Somewhere in between directing installments of the Resident Evil franchise and producing Asylum-esque features, Paul W.S. Anderson found the time to churn out Pompeii. Now this isn’t the type of film that is going to win any awards – let us not fool ourselves here. I don’t think anyone in the cast, crew, or audience ever thought that, but what I don’t understand is exactly what it is trying to accomplish. Pompeii doesn’t know whether it is an action flick, a love story, or another disaster movie and to be honest it is a bit distracting. The film suffers dearly for attempting to cram too much stuff in too little time and that is with a 105 minute runtime.
Anderson opens with our Hero, Kit Harrington of Game of Thrones, witnessing his family and people being murdered at the behest of Senator Corvus – played by Kiefer Sutherland no less. Being the only surviving member of his people he takes to the countryside where he is eventually captured and sold into slavery. After a 17 year jump in time, it is apparent that our hero, Milo, has become some sort of invincible super gladiator who is eventually sent to Pompeii to fight in a larger market. Along the way he meets Lady Cassia (Sucker Punch‘s Emily Browning) who falls in love after watching the Hero perform perhaps the most romantic gesture of its time – the snapping of her horse’s neck in a mercy killing.

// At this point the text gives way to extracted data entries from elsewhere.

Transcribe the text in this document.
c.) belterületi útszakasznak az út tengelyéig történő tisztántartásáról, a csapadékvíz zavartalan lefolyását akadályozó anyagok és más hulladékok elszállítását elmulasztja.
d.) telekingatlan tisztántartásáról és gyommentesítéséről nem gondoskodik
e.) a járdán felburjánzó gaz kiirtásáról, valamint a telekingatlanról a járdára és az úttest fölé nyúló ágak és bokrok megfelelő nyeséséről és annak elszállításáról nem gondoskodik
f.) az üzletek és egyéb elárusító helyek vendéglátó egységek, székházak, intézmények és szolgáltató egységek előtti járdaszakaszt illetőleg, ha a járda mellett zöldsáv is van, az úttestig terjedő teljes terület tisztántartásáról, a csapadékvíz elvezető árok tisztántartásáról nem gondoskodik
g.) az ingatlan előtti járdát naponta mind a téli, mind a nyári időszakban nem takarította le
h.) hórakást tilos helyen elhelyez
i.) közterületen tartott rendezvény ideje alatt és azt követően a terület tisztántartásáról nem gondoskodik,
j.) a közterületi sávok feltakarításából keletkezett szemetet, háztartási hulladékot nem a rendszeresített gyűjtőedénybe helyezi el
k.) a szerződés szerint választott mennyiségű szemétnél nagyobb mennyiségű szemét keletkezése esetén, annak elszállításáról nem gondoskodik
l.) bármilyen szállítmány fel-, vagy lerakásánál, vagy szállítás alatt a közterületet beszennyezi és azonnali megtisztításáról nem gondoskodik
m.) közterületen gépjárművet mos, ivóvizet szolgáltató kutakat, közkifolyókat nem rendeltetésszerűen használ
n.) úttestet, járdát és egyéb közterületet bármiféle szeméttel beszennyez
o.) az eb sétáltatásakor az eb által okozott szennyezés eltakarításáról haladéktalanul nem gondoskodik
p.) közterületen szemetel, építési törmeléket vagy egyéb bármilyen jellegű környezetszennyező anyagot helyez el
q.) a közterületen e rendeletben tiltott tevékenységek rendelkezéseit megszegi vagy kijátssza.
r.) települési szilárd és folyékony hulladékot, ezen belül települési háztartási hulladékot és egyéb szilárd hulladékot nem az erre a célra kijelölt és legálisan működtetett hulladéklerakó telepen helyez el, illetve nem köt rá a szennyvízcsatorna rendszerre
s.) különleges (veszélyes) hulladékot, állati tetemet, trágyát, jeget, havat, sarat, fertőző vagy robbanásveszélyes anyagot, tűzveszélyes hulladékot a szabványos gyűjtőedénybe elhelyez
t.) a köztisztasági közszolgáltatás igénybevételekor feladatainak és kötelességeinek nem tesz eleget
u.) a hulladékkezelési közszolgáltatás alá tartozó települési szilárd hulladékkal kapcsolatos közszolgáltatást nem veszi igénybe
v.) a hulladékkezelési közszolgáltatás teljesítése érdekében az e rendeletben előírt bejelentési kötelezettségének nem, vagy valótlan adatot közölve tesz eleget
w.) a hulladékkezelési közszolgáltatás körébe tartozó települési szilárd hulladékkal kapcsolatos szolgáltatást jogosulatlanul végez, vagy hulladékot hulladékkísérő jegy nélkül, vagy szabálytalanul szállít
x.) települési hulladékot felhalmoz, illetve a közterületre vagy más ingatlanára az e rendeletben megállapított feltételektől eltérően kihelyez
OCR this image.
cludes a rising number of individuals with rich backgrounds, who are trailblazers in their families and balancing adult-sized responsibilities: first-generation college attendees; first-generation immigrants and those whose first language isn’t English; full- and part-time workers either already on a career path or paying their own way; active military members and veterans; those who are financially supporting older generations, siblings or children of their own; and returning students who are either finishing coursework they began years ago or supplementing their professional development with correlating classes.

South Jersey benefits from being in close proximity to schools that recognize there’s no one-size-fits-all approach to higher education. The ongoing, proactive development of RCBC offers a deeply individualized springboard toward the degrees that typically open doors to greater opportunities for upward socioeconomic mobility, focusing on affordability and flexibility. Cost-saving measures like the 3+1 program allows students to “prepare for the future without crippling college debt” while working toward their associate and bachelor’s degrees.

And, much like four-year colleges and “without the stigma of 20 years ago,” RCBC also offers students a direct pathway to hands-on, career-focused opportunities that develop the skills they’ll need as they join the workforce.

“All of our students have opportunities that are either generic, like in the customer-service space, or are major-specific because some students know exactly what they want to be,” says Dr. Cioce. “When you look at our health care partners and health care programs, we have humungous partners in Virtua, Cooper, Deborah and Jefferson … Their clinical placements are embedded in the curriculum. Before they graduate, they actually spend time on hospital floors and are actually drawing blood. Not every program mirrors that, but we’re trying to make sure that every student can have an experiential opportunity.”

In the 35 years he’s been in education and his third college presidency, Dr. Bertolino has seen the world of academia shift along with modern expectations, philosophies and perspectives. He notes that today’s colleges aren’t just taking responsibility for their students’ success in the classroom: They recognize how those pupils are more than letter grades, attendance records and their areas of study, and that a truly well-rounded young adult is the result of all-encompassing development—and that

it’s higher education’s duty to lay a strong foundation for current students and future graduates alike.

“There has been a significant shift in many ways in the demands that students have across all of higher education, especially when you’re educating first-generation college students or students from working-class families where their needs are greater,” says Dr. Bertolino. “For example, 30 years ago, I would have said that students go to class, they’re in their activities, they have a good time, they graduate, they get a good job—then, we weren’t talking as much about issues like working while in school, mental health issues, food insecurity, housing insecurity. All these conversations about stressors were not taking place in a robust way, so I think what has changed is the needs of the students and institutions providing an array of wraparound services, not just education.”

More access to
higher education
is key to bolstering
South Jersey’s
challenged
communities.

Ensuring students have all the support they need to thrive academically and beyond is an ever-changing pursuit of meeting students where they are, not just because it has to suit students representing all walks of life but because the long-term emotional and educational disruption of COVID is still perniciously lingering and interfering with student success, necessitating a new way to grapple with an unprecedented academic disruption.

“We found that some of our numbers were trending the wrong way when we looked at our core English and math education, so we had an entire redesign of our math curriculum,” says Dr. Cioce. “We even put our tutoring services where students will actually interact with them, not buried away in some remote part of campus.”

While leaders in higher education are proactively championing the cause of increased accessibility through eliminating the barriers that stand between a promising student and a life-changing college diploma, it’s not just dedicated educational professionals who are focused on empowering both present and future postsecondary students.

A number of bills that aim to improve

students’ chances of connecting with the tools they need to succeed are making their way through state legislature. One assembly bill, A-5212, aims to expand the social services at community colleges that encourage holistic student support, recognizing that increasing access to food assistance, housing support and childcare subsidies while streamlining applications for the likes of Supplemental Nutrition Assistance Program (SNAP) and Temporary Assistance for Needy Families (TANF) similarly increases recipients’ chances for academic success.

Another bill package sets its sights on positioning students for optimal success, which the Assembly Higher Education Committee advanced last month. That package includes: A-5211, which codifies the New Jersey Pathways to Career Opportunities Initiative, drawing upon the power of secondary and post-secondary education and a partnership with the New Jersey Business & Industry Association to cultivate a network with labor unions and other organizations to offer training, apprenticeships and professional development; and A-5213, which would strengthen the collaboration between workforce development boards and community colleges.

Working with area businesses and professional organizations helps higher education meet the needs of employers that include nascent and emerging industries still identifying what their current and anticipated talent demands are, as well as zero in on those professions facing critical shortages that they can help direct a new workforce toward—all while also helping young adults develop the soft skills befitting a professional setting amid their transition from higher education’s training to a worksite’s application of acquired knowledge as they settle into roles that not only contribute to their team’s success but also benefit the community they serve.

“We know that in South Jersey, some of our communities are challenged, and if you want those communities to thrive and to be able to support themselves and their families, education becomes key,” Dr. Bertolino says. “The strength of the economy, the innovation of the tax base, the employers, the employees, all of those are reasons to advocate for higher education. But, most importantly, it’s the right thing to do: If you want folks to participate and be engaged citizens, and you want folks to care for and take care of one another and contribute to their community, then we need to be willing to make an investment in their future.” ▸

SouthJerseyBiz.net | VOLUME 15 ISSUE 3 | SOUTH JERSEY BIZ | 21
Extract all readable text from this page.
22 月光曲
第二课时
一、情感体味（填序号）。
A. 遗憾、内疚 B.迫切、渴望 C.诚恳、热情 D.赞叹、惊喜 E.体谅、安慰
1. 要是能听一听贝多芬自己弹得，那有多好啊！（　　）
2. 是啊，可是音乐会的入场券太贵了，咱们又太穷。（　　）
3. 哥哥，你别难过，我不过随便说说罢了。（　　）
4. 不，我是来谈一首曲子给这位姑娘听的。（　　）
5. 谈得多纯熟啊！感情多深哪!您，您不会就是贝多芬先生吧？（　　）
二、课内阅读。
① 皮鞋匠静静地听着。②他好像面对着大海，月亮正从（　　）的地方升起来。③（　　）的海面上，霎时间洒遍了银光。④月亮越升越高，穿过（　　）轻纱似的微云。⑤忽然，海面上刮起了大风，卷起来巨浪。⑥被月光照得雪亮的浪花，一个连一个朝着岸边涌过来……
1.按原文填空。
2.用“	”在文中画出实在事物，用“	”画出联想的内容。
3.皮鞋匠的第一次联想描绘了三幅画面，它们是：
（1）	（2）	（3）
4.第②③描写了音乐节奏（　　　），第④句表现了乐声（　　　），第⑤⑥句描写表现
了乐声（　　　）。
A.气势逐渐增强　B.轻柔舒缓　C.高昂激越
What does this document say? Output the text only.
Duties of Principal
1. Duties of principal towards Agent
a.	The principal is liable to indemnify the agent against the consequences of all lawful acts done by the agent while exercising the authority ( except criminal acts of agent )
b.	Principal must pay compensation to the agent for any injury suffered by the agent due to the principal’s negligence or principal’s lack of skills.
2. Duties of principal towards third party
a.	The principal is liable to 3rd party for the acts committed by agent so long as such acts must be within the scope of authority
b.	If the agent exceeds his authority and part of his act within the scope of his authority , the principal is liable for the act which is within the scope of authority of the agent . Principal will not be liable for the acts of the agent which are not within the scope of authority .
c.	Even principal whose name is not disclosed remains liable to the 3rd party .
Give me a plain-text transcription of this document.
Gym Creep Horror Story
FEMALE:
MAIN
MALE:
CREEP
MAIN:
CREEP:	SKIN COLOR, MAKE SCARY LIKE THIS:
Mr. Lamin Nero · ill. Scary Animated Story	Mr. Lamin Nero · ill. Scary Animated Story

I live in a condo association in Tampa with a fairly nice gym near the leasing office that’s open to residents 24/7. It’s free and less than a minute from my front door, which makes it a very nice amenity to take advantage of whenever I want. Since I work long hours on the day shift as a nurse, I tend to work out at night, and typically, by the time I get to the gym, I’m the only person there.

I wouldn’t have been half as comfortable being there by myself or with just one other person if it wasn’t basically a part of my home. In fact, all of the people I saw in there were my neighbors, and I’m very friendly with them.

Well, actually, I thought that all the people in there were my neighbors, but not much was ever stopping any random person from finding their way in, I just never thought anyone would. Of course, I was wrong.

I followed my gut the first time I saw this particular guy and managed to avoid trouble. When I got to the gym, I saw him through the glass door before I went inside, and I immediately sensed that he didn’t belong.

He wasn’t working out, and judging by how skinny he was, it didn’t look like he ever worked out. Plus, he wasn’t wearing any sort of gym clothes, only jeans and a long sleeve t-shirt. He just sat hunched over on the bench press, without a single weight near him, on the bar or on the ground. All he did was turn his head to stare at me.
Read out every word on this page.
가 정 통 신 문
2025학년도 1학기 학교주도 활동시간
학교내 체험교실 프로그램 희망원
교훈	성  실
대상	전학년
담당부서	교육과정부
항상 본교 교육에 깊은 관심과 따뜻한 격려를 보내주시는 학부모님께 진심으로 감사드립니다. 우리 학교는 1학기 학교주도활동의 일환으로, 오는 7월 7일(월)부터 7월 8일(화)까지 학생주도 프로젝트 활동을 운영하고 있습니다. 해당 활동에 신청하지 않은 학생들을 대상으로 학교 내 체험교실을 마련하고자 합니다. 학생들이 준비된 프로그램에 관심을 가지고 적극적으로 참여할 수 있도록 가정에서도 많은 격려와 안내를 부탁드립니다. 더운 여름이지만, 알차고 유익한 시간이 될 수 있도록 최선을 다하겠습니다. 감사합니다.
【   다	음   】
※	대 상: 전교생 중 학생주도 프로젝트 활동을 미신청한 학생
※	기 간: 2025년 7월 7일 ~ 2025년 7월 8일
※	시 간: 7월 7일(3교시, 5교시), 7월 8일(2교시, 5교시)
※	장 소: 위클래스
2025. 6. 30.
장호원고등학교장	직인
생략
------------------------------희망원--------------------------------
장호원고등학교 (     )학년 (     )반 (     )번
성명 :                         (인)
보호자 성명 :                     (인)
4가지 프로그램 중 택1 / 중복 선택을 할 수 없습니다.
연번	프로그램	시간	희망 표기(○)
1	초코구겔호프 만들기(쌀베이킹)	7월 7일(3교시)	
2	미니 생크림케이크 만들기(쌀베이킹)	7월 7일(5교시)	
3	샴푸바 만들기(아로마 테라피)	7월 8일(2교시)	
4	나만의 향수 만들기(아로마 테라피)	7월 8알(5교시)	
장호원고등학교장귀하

For the next 45 minutes we are introduced to a host of nameless gladiators who serve only as fodder. The story’s narrative takes a turn when Senator Corvus comes to Pompeii on Roman business – man who saw that one coming? Can you guess what comes next?
The ensuing love story between Harrington and Browning’s character develops so fast that I am almost positive that the Hero’s name, which is a point of bonding between Harrington and co-star Adewale Akinnuote-Agbaje the Champion of Pompeii, is never actually spoken to Cassia. And then before you know it… Spoiler Alert: The volcano erupts.
While this is what most of the action is focused on in the third act it actually works against Pompeii. The plot already had two dominate narratives jockeying for space before that dang volcano blew. Between the hasty love story and the shallow Good vs. Evil – Corvus vs. the Hero, threads there wasn’t really much room for anything else. Not to mention a good chunk of time is devoted to racking up the body count, though with the PG-13 stamp the action is not satisfying enough for ultra-violent fans to get their fix. With a few CGI’d scenes of the destruction and an unsatisfying chase scene to usher in the final battle, Pompeii falls victim to its own pace.
But none of this bothers me. Pompeii is simply a movie – not a film or a piece of cinema – just a movie. The type most people will watch once and then never again, to be forgotten among the mess of a Netflix queue. There are no expectations with entertainment like this. Pompeii never takes itself seriously and never pretends to masquerade as something it is not. There are no airs or pretension around going to see Pompeii – it is a popcorn flick, it will leave the radar as fast as it came in. If you caught a matinee you’d forget you’d seen it by bedtime.